An International Organization for Migration (IOM) complex in Kabul came under sustained attack less than a week earlier, and the two incidents raise the prospect of a new phase in the Taliban's 12-year insurgency in which no organisation is considered off-limits.
The ICRC, with 1,800 employees nationwide, had 36 staff including six expatriates in Jalalabad, which is close to the Pakistani border and surrounded by some of Afghanistan's most unstable districts.
"All movements have been frozen throughout Afghanistan, there is not a single ICRC delegate or employee that is moving, taking the roads, today," Jacques De Maio, ICRC's South Asia chief, said in a statement released in Geneva on Thursday.
"Our sub-delegation in Jalalabad has been closed, so we are reconnecting with the government and re-connecting with armed groups to determined what happened and why."
Jalalabad lies on the key route from the Pakistani border region -- where many militants are based - to Kabul, and it has been the scene of repeated attacks in recent years.
A message on the ICRC's Twitter page had initially said that all the organisation's activities across Afghanistan had been suspended.
"As a consequence of the attack... people will not be getting valuable help such as food and medical aid," the ICRC said on the social networking site.
The ICRC maintains strict neutrality in the Afghan conflict and was thought to be protected from attack by its working relations with the Taliban and other insurgent groups.

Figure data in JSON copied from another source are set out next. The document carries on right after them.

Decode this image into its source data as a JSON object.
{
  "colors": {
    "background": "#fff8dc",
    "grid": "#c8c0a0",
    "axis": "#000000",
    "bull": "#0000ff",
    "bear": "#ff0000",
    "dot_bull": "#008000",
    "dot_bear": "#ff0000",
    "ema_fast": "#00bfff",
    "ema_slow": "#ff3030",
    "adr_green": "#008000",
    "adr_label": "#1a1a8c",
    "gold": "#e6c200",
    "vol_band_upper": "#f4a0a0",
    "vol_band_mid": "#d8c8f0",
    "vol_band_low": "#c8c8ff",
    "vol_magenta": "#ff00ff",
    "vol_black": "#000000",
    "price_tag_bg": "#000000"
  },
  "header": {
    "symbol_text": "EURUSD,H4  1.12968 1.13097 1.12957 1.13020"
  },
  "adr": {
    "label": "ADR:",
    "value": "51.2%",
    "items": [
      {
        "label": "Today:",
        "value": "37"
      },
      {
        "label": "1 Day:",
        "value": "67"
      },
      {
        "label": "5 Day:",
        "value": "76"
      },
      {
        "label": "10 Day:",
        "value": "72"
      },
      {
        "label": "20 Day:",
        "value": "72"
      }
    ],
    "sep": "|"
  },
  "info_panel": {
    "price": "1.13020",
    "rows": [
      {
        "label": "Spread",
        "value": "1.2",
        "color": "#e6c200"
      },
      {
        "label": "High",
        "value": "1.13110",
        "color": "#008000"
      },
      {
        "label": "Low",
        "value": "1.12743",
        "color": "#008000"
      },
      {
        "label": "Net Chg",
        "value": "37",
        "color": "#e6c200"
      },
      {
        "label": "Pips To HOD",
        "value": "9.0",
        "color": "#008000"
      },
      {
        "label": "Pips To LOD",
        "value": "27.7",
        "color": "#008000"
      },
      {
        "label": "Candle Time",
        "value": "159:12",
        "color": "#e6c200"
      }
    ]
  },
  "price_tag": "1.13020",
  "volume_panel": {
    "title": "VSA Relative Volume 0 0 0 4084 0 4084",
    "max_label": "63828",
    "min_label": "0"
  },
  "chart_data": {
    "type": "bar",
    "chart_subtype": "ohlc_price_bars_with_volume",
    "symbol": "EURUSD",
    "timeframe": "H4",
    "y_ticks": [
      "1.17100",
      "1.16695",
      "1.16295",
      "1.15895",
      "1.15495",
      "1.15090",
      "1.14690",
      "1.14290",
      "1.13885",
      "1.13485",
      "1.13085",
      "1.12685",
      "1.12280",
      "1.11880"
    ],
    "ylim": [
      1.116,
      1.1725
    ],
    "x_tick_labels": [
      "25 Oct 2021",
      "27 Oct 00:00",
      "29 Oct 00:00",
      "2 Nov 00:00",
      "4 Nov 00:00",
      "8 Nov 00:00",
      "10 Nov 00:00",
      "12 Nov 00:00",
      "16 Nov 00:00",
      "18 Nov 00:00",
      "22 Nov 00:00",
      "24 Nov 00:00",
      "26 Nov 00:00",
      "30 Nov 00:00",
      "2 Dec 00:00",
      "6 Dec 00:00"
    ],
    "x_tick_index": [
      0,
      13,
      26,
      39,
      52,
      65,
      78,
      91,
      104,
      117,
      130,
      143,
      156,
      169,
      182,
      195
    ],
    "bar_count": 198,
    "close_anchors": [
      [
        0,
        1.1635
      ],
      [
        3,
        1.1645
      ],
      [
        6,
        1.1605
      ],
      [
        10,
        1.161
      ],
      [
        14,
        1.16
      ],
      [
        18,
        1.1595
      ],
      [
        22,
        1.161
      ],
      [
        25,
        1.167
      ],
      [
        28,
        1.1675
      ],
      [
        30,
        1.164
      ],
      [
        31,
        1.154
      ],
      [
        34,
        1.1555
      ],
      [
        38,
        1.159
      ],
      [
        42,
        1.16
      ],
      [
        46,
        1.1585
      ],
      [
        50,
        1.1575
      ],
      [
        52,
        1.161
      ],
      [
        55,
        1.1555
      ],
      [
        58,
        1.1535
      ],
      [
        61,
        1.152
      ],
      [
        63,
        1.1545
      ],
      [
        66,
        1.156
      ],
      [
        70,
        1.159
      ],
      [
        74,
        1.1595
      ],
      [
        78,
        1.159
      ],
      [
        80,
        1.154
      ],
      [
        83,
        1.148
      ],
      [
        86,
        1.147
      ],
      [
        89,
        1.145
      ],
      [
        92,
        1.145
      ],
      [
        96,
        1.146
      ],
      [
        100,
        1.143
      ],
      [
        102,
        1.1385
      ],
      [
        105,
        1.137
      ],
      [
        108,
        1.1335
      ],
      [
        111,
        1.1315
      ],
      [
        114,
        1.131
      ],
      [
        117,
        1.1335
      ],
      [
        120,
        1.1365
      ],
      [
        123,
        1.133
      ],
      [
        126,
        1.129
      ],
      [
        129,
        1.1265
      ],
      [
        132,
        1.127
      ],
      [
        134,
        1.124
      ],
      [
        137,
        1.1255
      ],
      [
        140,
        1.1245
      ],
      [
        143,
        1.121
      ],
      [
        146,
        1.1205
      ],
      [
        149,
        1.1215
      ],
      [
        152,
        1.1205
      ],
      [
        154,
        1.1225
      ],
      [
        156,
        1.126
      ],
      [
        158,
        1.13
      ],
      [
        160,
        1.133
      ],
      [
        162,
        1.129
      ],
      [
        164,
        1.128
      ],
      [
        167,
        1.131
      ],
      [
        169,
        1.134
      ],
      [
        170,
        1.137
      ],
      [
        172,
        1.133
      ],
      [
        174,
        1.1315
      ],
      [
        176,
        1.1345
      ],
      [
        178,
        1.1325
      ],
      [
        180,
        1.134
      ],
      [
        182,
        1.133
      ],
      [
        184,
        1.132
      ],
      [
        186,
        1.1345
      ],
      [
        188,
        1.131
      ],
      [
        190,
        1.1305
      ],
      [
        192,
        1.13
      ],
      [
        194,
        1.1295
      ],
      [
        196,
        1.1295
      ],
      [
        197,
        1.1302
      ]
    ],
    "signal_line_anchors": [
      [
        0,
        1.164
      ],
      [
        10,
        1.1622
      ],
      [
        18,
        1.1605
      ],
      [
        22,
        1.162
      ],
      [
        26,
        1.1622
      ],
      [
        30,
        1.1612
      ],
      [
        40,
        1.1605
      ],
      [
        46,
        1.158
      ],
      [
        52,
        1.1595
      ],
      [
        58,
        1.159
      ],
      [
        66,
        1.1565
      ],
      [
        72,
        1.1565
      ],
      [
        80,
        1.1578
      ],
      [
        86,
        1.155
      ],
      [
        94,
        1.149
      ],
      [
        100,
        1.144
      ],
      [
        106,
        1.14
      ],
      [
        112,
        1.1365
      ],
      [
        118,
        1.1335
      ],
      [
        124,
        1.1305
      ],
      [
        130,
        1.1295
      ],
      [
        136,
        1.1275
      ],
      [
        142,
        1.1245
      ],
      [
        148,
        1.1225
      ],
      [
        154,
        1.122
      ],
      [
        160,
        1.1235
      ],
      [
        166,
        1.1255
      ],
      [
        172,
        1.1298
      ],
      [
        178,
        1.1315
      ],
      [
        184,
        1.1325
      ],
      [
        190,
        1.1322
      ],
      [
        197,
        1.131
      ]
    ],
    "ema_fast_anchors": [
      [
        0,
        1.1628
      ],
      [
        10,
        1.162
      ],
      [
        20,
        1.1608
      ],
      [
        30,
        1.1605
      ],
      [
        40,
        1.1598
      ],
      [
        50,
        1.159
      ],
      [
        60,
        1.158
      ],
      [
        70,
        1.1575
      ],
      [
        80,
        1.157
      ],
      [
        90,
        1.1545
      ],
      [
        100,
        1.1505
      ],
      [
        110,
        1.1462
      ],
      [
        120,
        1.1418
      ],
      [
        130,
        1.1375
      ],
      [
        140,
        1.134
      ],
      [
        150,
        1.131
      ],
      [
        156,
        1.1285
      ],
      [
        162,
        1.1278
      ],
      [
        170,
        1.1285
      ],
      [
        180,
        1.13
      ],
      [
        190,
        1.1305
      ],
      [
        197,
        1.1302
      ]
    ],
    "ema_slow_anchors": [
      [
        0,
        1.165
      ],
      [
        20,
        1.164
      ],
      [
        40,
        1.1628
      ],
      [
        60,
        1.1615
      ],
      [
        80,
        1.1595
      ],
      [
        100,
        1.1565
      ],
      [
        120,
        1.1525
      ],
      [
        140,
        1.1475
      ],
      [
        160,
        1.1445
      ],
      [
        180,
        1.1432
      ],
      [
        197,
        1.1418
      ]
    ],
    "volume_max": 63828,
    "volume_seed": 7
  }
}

No militant group has claimed responsibility for Wednesday evening's attack, in which one guard died at the start of the two-hour assault.
"He was unarmed, defenceless, he was protecting a compound from where hundreds of thousands of Afghans were getting valuable services," De Maio said in the video statement.
"It was a brutal, despicable and frankly senseless attack... there isn't a single Afghan that would not recognise that we are strictly independent and humanitarian in what we do."
The ICRC provides medical support to two government-run hospitals as well as technical and financial help to 47 clinics across the country run by the Afghan Red Crescent Society.
It also visits prisoners held by both the Afghan authorities and the US-led NATO coalition, to monitor their treatment and living conditions.